Brain implants and artificial vision; what would you do to see again?
words by Charlie Ellis, Staff Writer
If you were to go blind one day, what would you do to be able to ‘see’ again? Unfortunately, this was a question that science-teacher Berna Gomez had to face due to an undiagnosed toxic optic neuropathy (TON).
TON occurs due to exposure to a neuro-poisonous toxic substance, which is often ingested within food/drink and/or particular prescribed medications. There are many examples of these substances, some of which include: methanol, or drugs such as isoniazid and disulfiram used for tuberculosis and chronic alcoholism respectively.
In TON, the ingested toxic substances lead to damage of the optic nerve, which is vital for visual processing. This is because the optic nerve is the main ‘connection’ between the retina and our visual cortex (brain region involved in integration of visual signals). Therefore, due to the optic nerve damage TON patients often present symptomatically with gradual visual decline (impaired vision), and then in rare cases — complete blindness.
In the case of Gomez, she experienced an aggressive case of TON, which led to her becoming functionally blind at the age of 42, prematurely ending her career as a science teacher. For many years, she continued to live as a blind woman in Elche, Spain. Until, in 2018, she bravely decided to volunteer to be a part of a medical trial, which involved complex neurosurgery and a small brain implant.

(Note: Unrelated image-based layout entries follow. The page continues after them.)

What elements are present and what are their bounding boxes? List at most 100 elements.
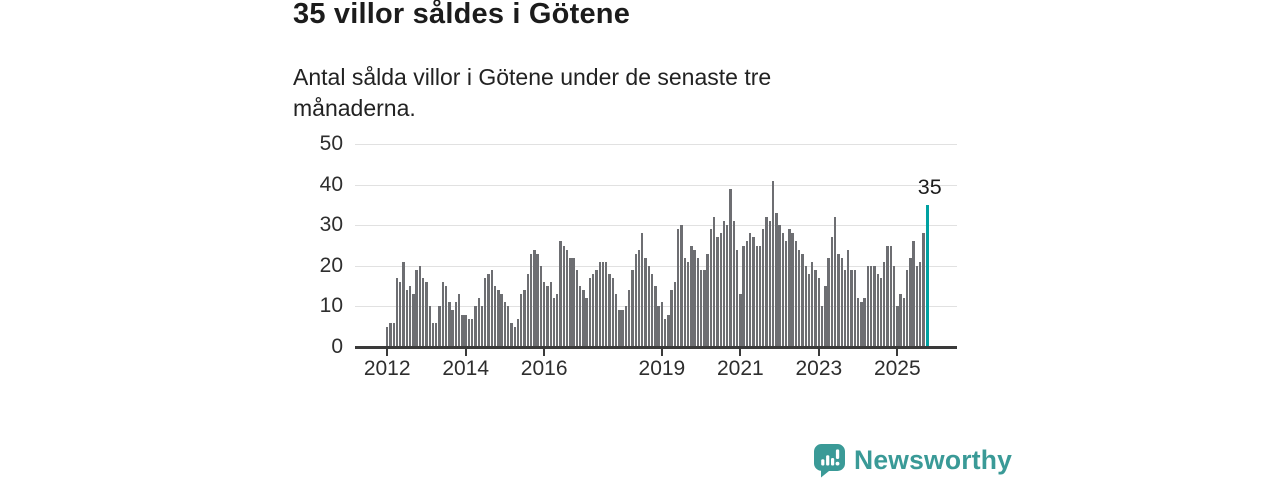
bar — [752, 237, 755, 347]
bar — [412, 294, 415, 347]
bar — [922, 233, 925, 347]
bar — [592, 273, 595, 347]
bar — [670, 290, 673, 347]
bar — [788, 229, 791, 347]
bar — [477, 298, 480, 347]
bar — [657, 306, 660, 347]
bar — [425, 282, 428, 347]
bar — [598, 261, 601, 347]
bar — [552, 298, 556, 347]
bar — [513, 326, 516, 347]
bar — [435, 322, 438, 347]
bar — [454, 302, 458, 347]
bar — [886, 245, 889, 347]
bar — [784, 241, 788, 347]
gridline — [355, 184, 957, 186]
bar — [781, 233, 785, 347]
bar — [621, 310, 624, 347]
bar — [719, 233, 722, 347]
bar — [546, 286, 549, 347]
bar — [690, 245, 693, 347]
bar — [467, 318, 471, 347]
y-tick-label: 20 — [319, 253, 343, 277]
y-tick-label: 40 — [319, 172, 343, 196]
chart-subtitle: Antal sålda villor i Götene under de sen… — [293, 64, 772, 121]
bar — [634, 253, 637, 347]
bar — [814, 269, 817, 347]
bar — [762, 229, 765, 347]
bar — [536, 253, 539, 347]
bar — [575, 269, 579, 347]
bar — [905, 269, 909, 347]
bar — [562, 245, 565, 347]
bar — [748, 233, 752, 347]
x-tick-mark — [896, 348, 899, 356]
bar — [663, 318, 667, 347]
bar — [487, 273, 490, 347]
bar — [402, 261, 405, 347]
bar — [820, 306, 824, 347]
bar — [801, 253, 804, 347]
bar — [497, 290, 500, 347]
bar — [847, 249, 850, 347]
x-axis-line — [355, 345, 957, 349]
x-tick-label: 2025 — [873, 357, 921, 380]
bar — [461, 314, 464, 347]
bar — [569, 257, 572, 347]
bar — [696, 257, 700, 347]
bar — [915, 265, 919, 347]
bar — [539, 265, 543, 347]
x-tick-mark — [660, 348, 663, 356]
bar — [474, 306, 477, 347]
bar — [618, 310, 621, 347]
bar — [739, 294, 742, 347]
bar — [572, 257, 575, 347]
bar — [421, 277, 425, 347]
bar — [520, 294, 523, 347]
newsworthy-wordmark: Newsworthy — [854, 445, 1013, 475]
gridline — [355, 225, 957, 227]
bar — [716, 237, 719, 347]
bar — [860, 302, 863, 347]
bar — [448, 302, 451, 347]
bar — [585, 298, 588, 347]
bar — [896, 306, 899, 347]
bar — [729, 188, 732, 347]
bar — [506, 306, 510, 347]
bar — [794, 241, 798, 347]
bar — [601, 261, 605, 347]
bar — [866, 265, 870, 347]
highlighted-bar — [925, 204, 929, 347]
bar — [883, 261, 886, 347]
bar — [735, 249, 739, 347]
bar — [582, 290, 585, 347]
bar — [608, 273, 611, 347]
bar — [778, 225, 781, 347]
bar — [510, 322, 513, 347]
bar — [542, 282, 546, 347]
y-tick-label: 50 — [319, 132, 343, 155]
bar — [399, 282, 402, 347]
gridline — [355, 144, 957, 145]
bar — [471, 318, 474, 347]
bar — [827, 257, 830, 347]
bar — [588, 277, 592, 347]
bar — [614, 294, 618, 347]
bar — [484, 277, 487, 347]
bar — [745, 241, 749, 347]
bar — [722, 221, 726, 347]
bar — [644, 257, 647, 347]
bar — [503, 302, 507, 347]
bar — [457, 294, 461, 347]
bar — [490, 269, 494, 347]
bar — [680, 225, 683, 347]
bar — [500, 294, 503, 347]
bar — [408, 286, 412, 347]
x-tick-mark — [817, 348, 820, 356]
bar — [516, 318, 520, 347]
bar — [418, 265, 422, 347]
gridline — [355, 265, 957, 267]
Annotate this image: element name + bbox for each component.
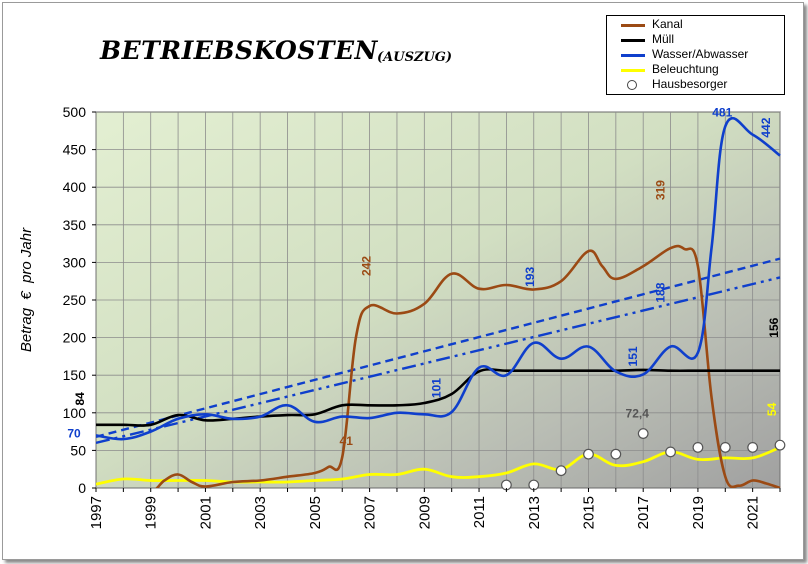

This medical trial was led by Richard A. Normann, PhD, and attempted to create artificial vision using a prosthesis that was electrically wired into Gomez’s brain, which acted by bypassing the eye and optic nerve, instead activating the visual cortex neurons. The first step of this trial involved a Utah Electrode Array (UTA), a specialised set of very small electrodes, created by Normann, being implanted into Gomez’s visual cortex to stimulate and record the electrical activity of certain visual cortex neurons. Vitally, the implant caused no damage to surrounding neurons or any complications in surgery that other implants have caused in the past.
Throughout the trial, Gomez had to wear specially designed glasses which contained a miniature camera. The video collected by this camera was converted by specialised software into data the UTA could ‘understand’. Therefore, when the UTA received this converted data, it could stimulate certain visual cortex neurons, producing phosphenes, which Gomez could ‘see’ as white points of light, in turn, creating an image. This set-up of the UTA and specialised glasses was dubbed the Moran|Cortivis Prosthesis.
After approximately two months of training, the Moran|Cortivis Prosthesis allowed Gomez to be able to identify lines, shapes and some simple letters (such as I, L, C and V) for the first time since she went completely blind. This was due to the differences between artificial (evoked by researchers directly to the UTA without the glasses) and ‘real’ (evoked by real images using the glasses) stimulation transmitted to particular visual cortex neurons creating an ‘image’. After six months of trialling this equipment, the implant was removed, which led to Gomez going blind again. Speaking in a statement she said; “I know I am blind, that I will always be blind… But I felt like I could do something to help people in the future…” Due to her admirable dedication and work on the project, Gomez is listed as a co-author of the published research paper.
Admittedly, whilst we are a long way off developing implants that can reliably restore vision completely, this research is a huge step in the right direction as it demonstrates that these prostheses can be safe and effective, albeit for 6 months only in a single trial. In the future, this team of researchers led by Normann hope to use more sophisticated equipment to produce even more complex visual images, with the eventual aim to effectively ‘cure’ blindness.